Both President Bush and his "courageous" ally in the Middle East are facing a battle of political survival. The US President needs to cultivate the Jewish lobby without the support of which, he must surely know, he will meet the fate of his father in the reelection bid in November. Yet, it is the same fate that stares him in his face if he doesn't improve his record on the increasingly disastrous "democracy" mission in Iraq and the listless "war on terror". Sharon, on the other hand, has achieved a victory of sorts over his rightist Likud colleagues and coalition allies when he gained Bush's support in tearing the so-called roadmap that envisioned a viable Palestinian state by 2005 to shreds. His chief concern now is to weaken Hamas so that it cannot take over Gaza and make the claim that it pushed the Israelis out through force, as the Hizbollah did after Israel withdrew its troops in 2000 from the "safety corridor" it held for 22 years in South Lebanon.

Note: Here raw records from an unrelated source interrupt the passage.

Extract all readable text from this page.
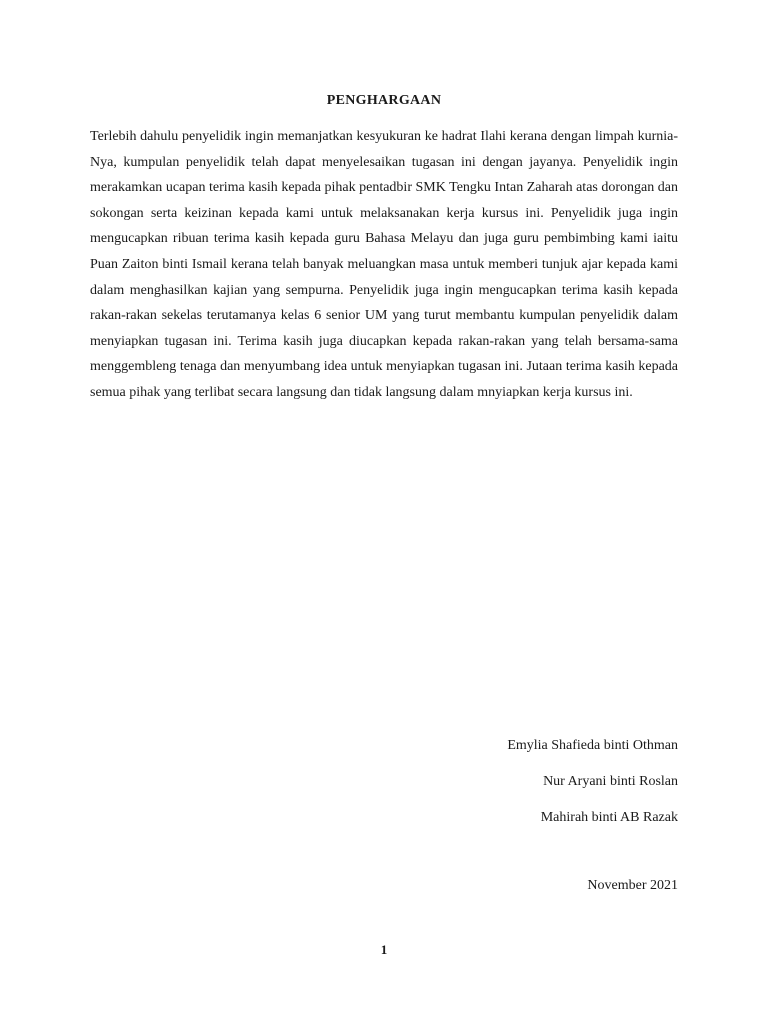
PENGHARGAAN

Terlebih dahulu penyelidik ingin memanjatkan kesyukuran ke hadrat Ilahi kerana dengan limpah kurnia-Nya, kumpulan penyelidik telah dapat menyelesaikan tugasan ini dengan jayanya. Penyelidik ingin merakamkan ucapan terima kasih kepada pihak pentadbir SMK Tengku Intan Zaharah atas dorongan dan sokongan serta keizinan kepada kami untuk melaksanakan kerja kursus ini. Penyelidik juga ingin mengucapkan ribuan terima kasih kepada guru Bahasa Melayu dan juga guru pembimbing kami iaitu Puan Zaiton binti Ismail kerana telah banyak meluangkan masa untuk memberi tunjuk ajar kepada kami dalam menghasilkan kajian yang sempurna. Penyelidik juga ingin mengucapkan terima kasih kepada rakan-rakan sekelas terutamanya kelas 6 senior UM yang turut membantu kumpulan penyelidik dalam menyiapkan tugasan ini. Terima kasih juga diucapkan kepada rakan-rakan yang telah bersama-sama menggembleng tenaga dan menyumbang idea untuk menyiapkan tugasan ini. Jutaan terima kasih kepada semua pihak yang terlibat secara langsung dan tidak langsung dalam mnyiapkan kerja kursus ini.

Emylia Shafieda binti Othman
Nur Aryani binti Roslan
Mahirah binti AB Razak
November 2021
1
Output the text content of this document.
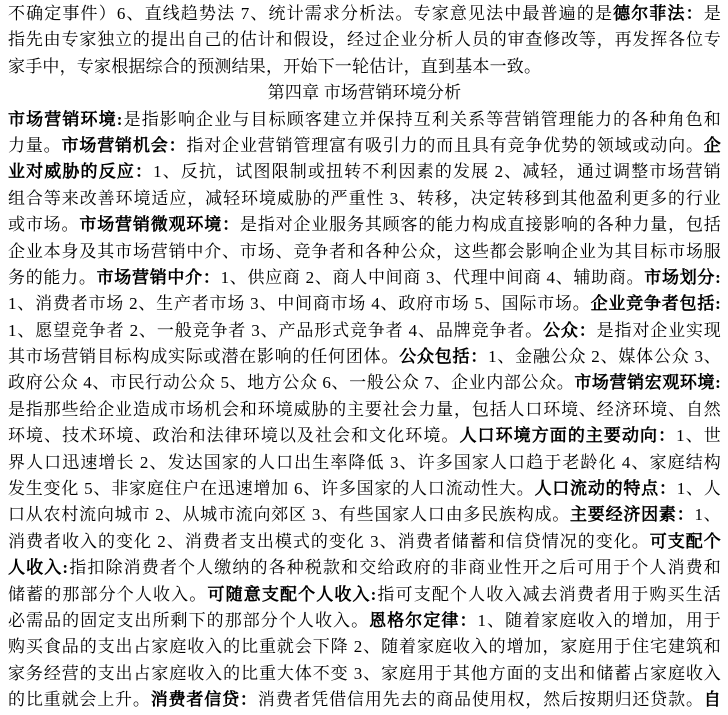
不确定事件）6、直线趋势法 7、统计需求分析法。专家意见法中最普遍的是德尔菲法：是
指先由专家独立的提出自己的估计和假设，经过企业分析人员的审查修改等，再发挥各位专
家手中，专家根据综合的预测结果，开始下一轮估计，直到基本一致。
第四章 市场营销环境分析
市场营销环境:是指影响企业与目标顾客建立并保持互利关系等营销管理能力的各种角色和
力量。市场营销机会：指对企业营销管理富有吸引力的而且具有竞争优势的领域或动向。企
业对威胁的反应：1、反抗，试图限制或扭转不利因素的发展 2、减轻，通过调整市场营销
组合等来改善环境适应，减轻环境威胁的严重性 3、转移，决定转移到其他盈利更多的行业
或市场。市场营销微观环境：是指对企业服务其顾客的能力构成直接影响的各种力量，包括
企业本身及其市场营销中介、市场、竞争者和各种公众，这些都会影响企业为其目标市场服
务的能力。市场营销中介：1、供应商 2、商人中间商 3、代理中间商 4、辅助商。市场划分:
1、消费者市场 2、生产者市场 3、中间商市场 4、政府市场 5、国际市场。企业竞争者包括:
1、愿望竞争者 2、一般竞争者 3、产品形式竞争者 4、品牌竞争者。公众：是指对企业实现
其市场营销目标构成实际或潜在影响的任何团体。公众包括：1、金融公众 2、媒体公众 3、
政府公众 4、市民行动公众 5、地方公众 6、一般公众 7、企业内部公众。市场营销宏观环境:
是指那些给企业造成市场机会和环境威胁的主要社会力量，包括人口环境、经济环境、自然
环境、技术环境、政治和法律环境以及社会和文化环境。人口环境方面的主要动向：1、世
界人口迅速增长 2、发达国家的人口出生率降低 3、许多国家人口趋于老龄化 4、家庭结构
发生变化 5、非家庭住户在迅速增加 6、许多国家的人口流动性大。人口流动的特点：1、人
口从农村流向城市 2、从城市流向郊区 3、有些国家人口由多民族构成。主要经济因素：1、
消费者收入的变化 2、消费者支出模式的变化 3、消费者储蓄和信贷情况的变化。可支配个
人收入:指扣除消费者个人缴纳的各种税款和交给政府的非商业性开之后可用于个人消费和
储蓄的那部分个人收入。可随意支配个人收入:指可支配个人收入减去消费者用于购买生活
必需品的固定支出所剩下的那部分个人收入。恩格尔定律：1、随着家庭收入的增加，用于
购买食品的支出占家庭收入的比重就会下降 2、随着家庭收入的增加，家庭用于住宅建筑和
家务经营的支出占家庭收入的比重大体不变 3、家庭用于其他方面的支出和储蓄占家庭收入
的比重就会上升。消费者信贷：消费者凭借信用先去的商品使用权，然后按期归还贷款。自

Will he achieve the goal of weakening resistance in Gaza as he time one targeted assassination after another to his promised pullout from the strip? During the 1967 war, fearing that if Israel limits its offensives to the northern Sinai the Egyptians would not bother to negotiate for peace, the then Defence Minister Moshe Dayan thought up a plan, which he put it at the time this way: "Keep Gaza with its 400,000 Arabs. Choke on them." It is clear that, 37 years later, it is the occupying power that is being choked, reeling from self-inflicted wounds and not knowing how to extricate itself honourably from there.

* Views expressed in this article are those of the author and do not necessarily reflect those of Observer Research Foundation.